Hujan deras yang mengguyur Jakarta pada malam pergantian tahun 2026 justru menjadi berkah bagi para pedagang jas hujan di sekitar kawasan Sarinah, Jakarta Pusat. Andre (35), seorang pedagang musiman, melaporkan dagangannya laris manis dibeli warga yang ingin menyaksikan perayaan tahun baru meski diguyur hujan.
Omzet Menggiurkan dari Jas Hujan
Andre mengaku berhasil menjual hingga tiga lusin jas hujan dalam waktu kurang dari dua jam. Dengan harga Rp 15.000 per buah, ia meraup omzet sekitar Rp 540.000. “Alhamdulilah (laku) banyak. Ya Alhamdulilah,” ujar Andre di kawasan Sarinah, Jakarta Pusat, Rabu (31/12/2025).
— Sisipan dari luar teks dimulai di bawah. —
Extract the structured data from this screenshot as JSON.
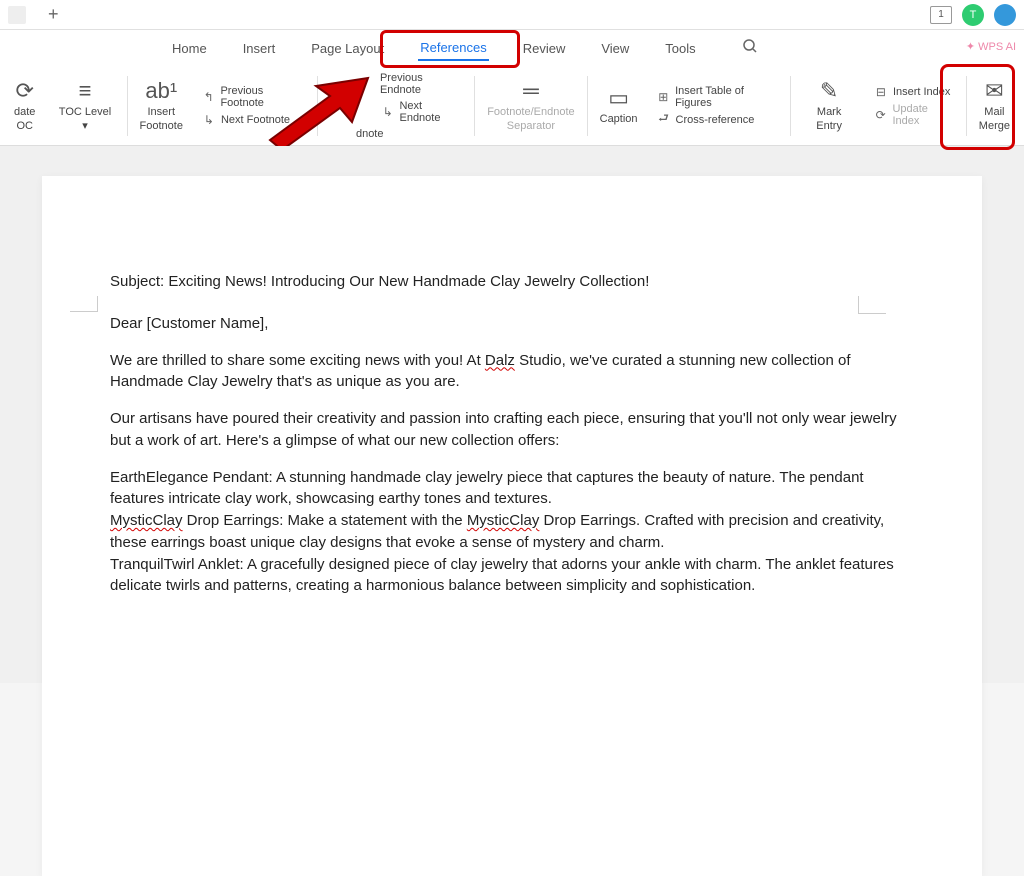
{
  "titlebar": {
    "plus": "+",
    "badge": "1",
    "user": "T"
  },
  "menu": {
    "home": "Home",
    "insert": "Insert",
    "page_layout": "Page Layout",
    "references": "References",
    "review": "Review",
    "view": "View",
    "tools": "Tools"
  },
  "wps_ai": "✦ WPS AI",
  "ribbon": {
    "date_oc": "date\nOC",
    "toc_level": "TOC Level ▾",
    "insert_footnote": "Insert\nFootnote",
    "prev_footnote": "Previous Footnote",
    "next_footnote": "Next Footnote",
    "dnote": "dnote",
    "prev_endnote": "Previous Endnote",
    "next_endnote": "Next Endnote",
    "footnote_separator": "Footnote/Endnote\nSeparator",
    "caption": "Caption",
    "insert_tof": "Insert Table of Figures",
    "cross_ref": "Cross-reference",
    "mark_entry": "Mark Entry",
    "insert_index": "Insert Index",
    "update_index": "Update Index",
    "mail_merge": "Mail\nMerge"
  },
  "document": {
    "subject": "Subject: Exciting News! Introducing Our New Handmade Clay Jewelry Collection!",
    "greeting": "Dear [Customer Name],",
    "para1_a": "We are thrilled to share some exciting news with you! At ",
    "para1_dalz": "Dalz",
    "para1_b": " Studio, we've curated a stunning new collection of Handmade Clay Jewelry that's as unique as you are.",
    "para2": "Our artisans have poured their creativity and passion into crafting each piece, ensuring that you'll not only wear jewelry but a work of art. Here's a glimpse of what our new collection offers:",
    "para3_a": "EarthElegance Pendant: A stunning handmade clay jewelry piece that captures the beauty of nature. The pendant features intricate clay work, showcasing earthy tones and textures.",
    "para3_mystic1": "MysticClay",
    "para3_b": " Drop Earrings: Make a statement with the ",
    "para3_mystic2": "MysticClay",
    "para3_c": " Drop Earrings. Crafted with precision and creativity, these earrings boast unique clay designs that evoke a sense of mystery and charm.",
    "para3_d": "TranquilTwirl Anklet: A gracefully designed piece of clay jewelry that adorns your ankle with charm. The anklet features delicate twirls and patterns, creating a harmonious balance between simplicity and sophistication."
  }
}
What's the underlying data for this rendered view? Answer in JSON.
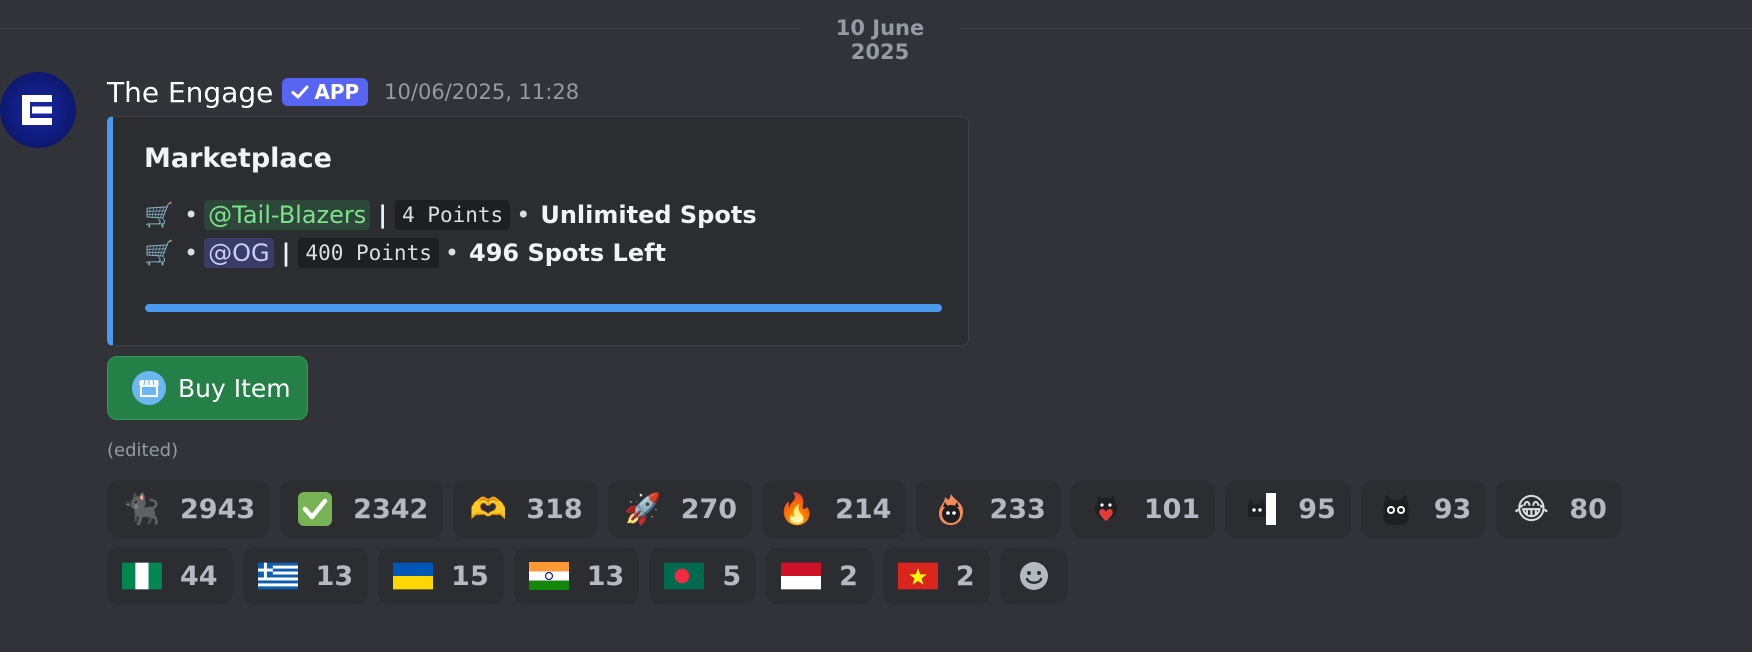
{
  "date_divider": "10 June 2025",
  "message": {
    "author": "The Engage",
    "badge": "APP",
    "timestamp": "10/06/2025, 11:28",
    "edited": "(edited)"
  },
  "embed": {
    "title": "Marketplace",
    "items": [
      {
        "mention": "@Tail-Blazers",
        "points": "4 Points",
        "spots": "Unlimited Spots"
      },
      {
        "mention": "@OG",
        "points": "400 Points",
        "spots": "496 Spots Left"
      }
    ],
    "bullet": "•",
    "separator": "|",
    "accent_color": "#4a9af0"
  },
  "button": {
    "label": "Buy Item",
    "icon": "store-icon",
    "color": "#248046"
  },
  "reactions": [
    {
      "emoji": "black-cat",
      "count": "2943"
    },
    {
      "emoji": "check-mark",
      "count": "2342"
    },
    {
      "emoji": "heart-hands",
      "count": "318"
    },
    {
      "emoji": "rocket",
      "count": "270"
    },
    {
      "emoji": "fire",
      "count": "214"
    },
    {
      "emoji": "cat-fire",
      "count": "233"
    },
    {
      "emoji": "cat-heart",
      "count": "101"
    },
    {
      "emoji": "cat-peek",
      "count": "95"
    },
    {
      "emoji": "cat-stare",
      "count": "93"
    },
    {
      "emoji": "laughing-tears",
      "count": "80"
    },
    {
      "emoji": "flag-nigeria",
      "count": "44"
    },
    {
      "emoji": "flag-greece",
      "count": "13"
    },
    {
      "emoji": "flag-ukraine",
      "count": "15"
    },
    {
      "emoji": "flag-india",
      "count": "13"
    },
    {
      "emoji": "flag-bangladesh",
      "count": "5"
    },
    {
      "emoji": "flag-indonesia",
      "count": "2"
    },
    {
      "emoji": "flag-vietnam",
      "count": "2"
    }
  ]
}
Ia menambahkan, “Habis 3. Iya. (Sudah jual) 3, 1 (isi) 12. Alhamdulilah ya.”
Pria yang sehari-hari berprofesi sebagai pengemudi ojek online ini mencoba peruntungan dengan menjual jas hujan melihat kondisi cuaca Jakarta yang diguyur hujan deras. “Nyambi aja, biasanya ojol. Ya alhamdulilah (omzet lebih dari Rp 500 ribu) segituan ya kayaknya mah ada, belum ngitung si. Alhamdulillah, ada buat beli cilok,” sebutnya sambil tersenyum.
Warga Tetap Bertahan Nikmati Malam Tahun Baru
Salah satu pembeli jas hujan Andre adalah Raya (26). Ia mengaku membeli jas hujan agar tetap bisa bertahan menikmati suasana malam pergantian tahun di Sarinah. “Iya ini beli, pas ada tukangnya. Iya tahun baru hujan-hujanan,” kata Raya.
Kawasan Sarinah memang terpantau padat oleh warga yang ingin merayakan malam pergantian tahun, meskipun hujan terus turun. Pemerintah kota menyediakan satu panggung hiburan untuk memeriahkan acara tersebut.